While these predictions may seem dire, organizations can put protections in place now to try and soften the blow from fraud. During cutbacks, it’s important to maintain anti-fraud resources and staff. The ACFE’s
Report to the Nations shows that the typical organization loses 5% of its revenue to fraud and abuse, so removing anti-fraud programs may cost more money than it saves. Our data from the 2019 ACFE Global Fraud Survey, which will be published
in April in the 2020 Report
to the Nations, also shows that organizations that failed to invest in internal controls had significantly higher fraud losses and took longer to detect frauds than those who had targeted anti-fraud measures in place. More than half of all occupational
frauds occurred because of an internal control deficiency. Therefore, I can confidently say that now is the time for organizations to be bolstering their internal controls, not cutting them.

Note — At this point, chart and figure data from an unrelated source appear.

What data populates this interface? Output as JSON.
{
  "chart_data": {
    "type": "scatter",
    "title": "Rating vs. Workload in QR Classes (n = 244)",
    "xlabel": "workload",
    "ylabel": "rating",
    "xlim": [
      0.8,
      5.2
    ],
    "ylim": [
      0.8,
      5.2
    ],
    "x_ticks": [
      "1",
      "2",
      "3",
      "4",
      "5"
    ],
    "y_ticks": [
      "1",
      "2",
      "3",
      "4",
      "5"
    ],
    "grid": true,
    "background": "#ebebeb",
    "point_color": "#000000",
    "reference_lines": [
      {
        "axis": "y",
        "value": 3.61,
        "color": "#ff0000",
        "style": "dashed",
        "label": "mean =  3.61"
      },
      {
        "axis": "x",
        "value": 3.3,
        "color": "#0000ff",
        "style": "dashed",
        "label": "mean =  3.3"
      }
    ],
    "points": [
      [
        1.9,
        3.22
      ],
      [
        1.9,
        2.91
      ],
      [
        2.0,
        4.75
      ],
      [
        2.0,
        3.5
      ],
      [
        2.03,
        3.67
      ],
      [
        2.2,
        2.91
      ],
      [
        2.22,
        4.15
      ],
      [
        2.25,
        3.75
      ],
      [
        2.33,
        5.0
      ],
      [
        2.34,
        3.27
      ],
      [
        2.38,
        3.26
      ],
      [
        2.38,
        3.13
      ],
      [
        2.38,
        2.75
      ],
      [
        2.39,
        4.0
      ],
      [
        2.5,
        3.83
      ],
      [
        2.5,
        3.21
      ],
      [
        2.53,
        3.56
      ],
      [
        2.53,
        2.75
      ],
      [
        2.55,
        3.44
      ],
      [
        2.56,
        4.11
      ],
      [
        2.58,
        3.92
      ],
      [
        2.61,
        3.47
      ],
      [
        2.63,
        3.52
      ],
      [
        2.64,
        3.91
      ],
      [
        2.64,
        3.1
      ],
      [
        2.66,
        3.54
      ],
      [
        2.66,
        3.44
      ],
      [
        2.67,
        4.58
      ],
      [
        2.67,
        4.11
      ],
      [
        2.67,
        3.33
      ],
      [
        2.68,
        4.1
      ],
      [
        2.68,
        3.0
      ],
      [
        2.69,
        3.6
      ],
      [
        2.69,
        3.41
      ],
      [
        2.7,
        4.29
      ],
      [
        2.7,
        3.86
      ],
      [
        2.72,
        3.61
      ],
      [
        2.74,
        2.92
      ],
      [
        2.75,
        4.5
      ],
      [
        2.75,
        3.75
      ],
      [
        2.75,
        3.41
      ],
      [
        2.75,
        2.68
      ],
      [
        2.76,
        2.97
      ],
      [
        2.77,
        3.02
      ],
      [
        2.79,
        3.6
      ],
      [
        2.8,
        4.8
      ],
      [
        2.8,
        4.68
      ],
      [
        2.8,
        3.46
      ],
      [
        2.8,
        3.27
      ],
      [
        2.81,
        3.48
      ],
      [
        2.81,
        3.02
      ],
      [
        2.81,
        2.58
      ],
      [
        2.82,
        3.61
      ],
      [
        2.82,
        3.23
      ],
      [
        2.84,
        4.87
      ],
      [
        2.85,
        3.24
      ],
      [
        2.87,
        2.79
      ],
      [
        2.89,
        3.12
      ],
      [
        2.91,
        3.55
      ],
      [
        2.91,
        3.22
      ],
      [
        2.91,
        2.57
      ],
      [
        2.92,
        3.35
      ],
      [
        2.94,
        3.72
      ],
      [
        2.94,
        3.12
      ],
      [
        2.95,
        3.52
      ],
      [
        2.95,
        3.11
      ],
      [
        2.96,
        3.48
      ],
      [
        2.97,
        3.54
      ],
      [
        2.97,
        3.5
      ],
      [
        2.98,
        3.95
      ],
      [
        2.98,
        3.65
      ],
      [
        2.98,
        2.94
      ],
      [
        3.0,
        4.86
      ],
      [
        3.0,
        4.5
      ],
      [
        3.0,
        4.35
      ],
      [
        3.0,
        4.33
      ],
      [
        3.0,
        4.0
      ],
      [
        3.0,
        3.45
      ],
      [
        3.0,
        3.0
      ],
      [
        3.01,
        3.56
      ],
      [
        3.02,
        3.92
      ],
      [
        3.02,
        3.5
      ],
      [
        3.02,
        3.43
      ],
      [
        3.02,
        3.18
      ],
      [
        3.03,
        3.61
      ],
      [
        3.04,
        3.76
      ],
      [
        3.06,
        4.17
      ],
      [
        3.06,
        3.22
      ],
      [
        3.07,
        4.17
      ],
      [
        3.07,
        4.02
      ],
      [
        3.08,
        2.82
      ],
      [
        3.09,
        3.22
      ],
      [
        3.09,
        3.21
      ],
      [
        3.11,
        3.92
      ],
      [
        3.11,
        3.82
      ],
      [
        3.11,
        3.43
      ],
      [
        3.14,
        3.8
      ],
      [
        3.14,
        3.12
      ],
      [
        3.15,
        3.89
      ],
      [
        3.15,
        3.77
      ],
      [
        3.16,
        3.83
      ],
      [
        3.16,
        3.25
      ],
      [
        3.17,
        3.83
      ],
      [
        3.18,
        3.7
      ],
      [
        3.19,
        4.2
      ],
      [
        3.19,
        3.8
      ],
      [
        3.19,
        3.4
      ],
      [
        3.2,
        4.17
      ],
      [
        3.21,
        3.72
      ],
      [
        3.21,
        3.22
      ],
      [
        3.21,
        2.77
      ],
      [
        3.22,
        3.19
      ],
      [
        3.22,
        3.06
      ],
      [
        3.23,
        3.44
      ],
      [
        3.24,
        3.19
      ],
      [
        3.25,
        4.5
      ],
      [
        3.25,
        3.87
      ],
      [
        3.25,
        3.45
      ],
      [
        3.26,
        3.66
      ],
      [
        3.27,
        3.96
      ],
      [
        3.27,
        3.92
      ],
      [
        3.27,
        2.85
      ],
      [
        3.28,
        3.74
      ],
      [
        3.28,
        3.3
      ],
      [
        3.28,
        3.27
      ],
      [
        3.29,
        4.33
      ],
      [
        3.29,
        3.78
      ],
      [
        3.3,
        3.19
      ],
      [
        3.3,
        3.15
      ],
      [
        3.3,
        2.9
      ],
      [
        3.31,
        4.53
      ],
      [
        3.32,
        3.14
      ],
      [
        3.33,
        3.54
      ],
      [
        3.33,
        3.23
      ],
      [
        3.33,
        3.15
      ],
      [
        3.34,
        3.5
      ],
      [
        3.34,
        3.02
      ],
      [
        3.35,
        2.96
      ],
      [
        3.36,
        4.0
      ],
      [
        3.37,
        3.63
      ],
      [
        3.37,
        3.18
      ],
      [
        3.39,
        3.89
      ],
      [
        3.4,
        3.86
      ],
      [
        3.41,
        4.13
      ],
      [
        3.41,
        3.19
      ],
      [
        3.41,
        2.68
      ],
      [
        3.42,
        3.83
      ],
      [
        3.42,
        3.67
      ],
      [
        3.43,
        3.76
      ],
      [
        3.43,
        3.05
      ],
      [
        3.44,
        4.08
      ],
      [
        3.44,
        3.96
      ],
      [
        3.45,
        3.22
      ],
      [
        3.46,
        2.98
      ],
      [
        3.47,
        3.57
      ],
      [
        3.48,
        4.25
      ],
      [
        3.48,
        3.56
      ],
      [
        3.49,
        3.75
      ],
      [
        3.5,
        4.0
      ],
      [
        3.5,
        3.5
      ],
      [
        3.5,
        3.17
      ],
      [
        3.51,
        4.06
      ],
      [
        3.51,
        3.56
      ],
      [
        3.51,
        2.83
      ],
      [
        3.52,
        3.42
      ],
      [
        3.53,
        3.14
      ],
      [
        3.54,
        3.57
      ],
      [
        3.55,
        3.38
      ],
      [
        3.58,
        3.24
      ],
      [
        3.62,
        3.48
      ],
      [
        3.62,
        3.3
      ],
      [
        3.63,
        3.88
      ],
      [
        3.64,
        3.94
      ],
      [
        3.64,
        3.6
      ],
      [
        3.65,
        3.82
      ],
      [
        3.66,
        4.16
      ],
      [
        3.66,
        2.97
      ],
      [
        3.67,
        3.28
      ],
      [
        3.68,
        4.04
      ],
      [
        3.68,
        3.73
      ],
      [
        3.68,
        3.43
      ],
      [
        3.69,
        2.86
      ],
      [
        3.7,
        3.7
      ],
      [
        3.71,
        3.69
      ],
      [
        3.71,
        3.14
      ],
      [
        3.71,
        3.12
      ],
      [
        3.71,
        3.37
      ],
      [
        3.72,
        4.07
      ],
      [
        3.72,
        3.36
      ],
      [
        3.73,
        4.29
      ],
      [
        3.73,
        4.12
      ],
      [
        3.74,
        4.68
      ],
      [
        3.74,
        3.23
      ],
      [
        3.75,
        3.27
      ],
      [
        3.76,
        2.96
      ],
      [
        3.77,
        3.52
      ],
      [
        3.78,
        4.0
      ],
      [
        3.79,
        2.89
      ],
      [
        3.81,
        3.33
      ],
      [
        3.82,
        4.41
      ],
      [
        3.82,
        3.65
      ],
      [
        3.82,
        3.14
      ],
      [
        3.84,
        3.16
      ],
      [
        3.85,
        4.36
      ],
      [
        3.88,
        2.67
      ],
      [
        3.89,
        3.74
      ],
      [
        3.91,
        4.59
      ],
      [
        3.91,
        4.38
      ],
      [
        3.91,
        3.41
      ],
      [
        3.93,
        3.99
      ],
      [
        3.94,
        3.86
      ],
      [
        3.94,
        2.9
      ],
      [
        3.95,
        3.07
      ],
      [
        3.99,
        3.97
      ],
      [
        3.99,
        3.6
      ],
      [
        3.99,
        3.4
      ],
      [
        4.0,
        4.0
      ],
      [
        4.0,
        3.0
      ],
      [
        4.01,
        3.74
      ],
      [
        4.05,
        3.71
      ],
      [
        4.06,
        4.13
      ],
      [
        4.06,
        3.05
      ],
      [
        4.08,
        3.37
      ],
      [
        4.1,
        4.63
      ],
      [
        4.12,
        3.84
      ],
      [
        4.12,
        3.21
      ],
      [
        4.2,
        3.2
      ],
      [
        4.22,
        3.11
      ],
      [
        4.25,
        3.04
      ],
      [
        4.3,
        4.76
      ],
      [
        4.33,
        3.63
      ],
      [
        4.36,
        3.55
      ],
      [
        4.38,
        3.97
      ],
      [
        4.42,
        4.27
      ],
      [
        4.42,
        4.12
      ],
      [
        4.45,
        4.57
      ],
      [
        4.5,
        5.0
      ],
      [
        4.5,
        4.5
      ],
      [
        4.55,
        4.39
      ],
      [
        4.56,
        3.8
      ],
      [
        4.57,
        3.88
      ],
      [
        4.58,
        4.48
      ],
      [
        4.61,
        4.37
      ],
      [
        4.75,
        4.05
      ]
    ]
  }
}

I know the world is still in turmoil as we try and figure out how to respond to this unprecedented event. Hard decisions are being made every day by governments, medical professionals, companies and individuals. The dust will not settle for a long time,
and we will continue to feel ripple effects in all areas of life for years to come. And although business practices may not be top of the mind right now while we face these difficult changes, I encourage organizations to look towards the future to
protect themselves, and their employees, against fraud. Because it’s not a question of if we see more fraud, it’s a question now of how much we will see.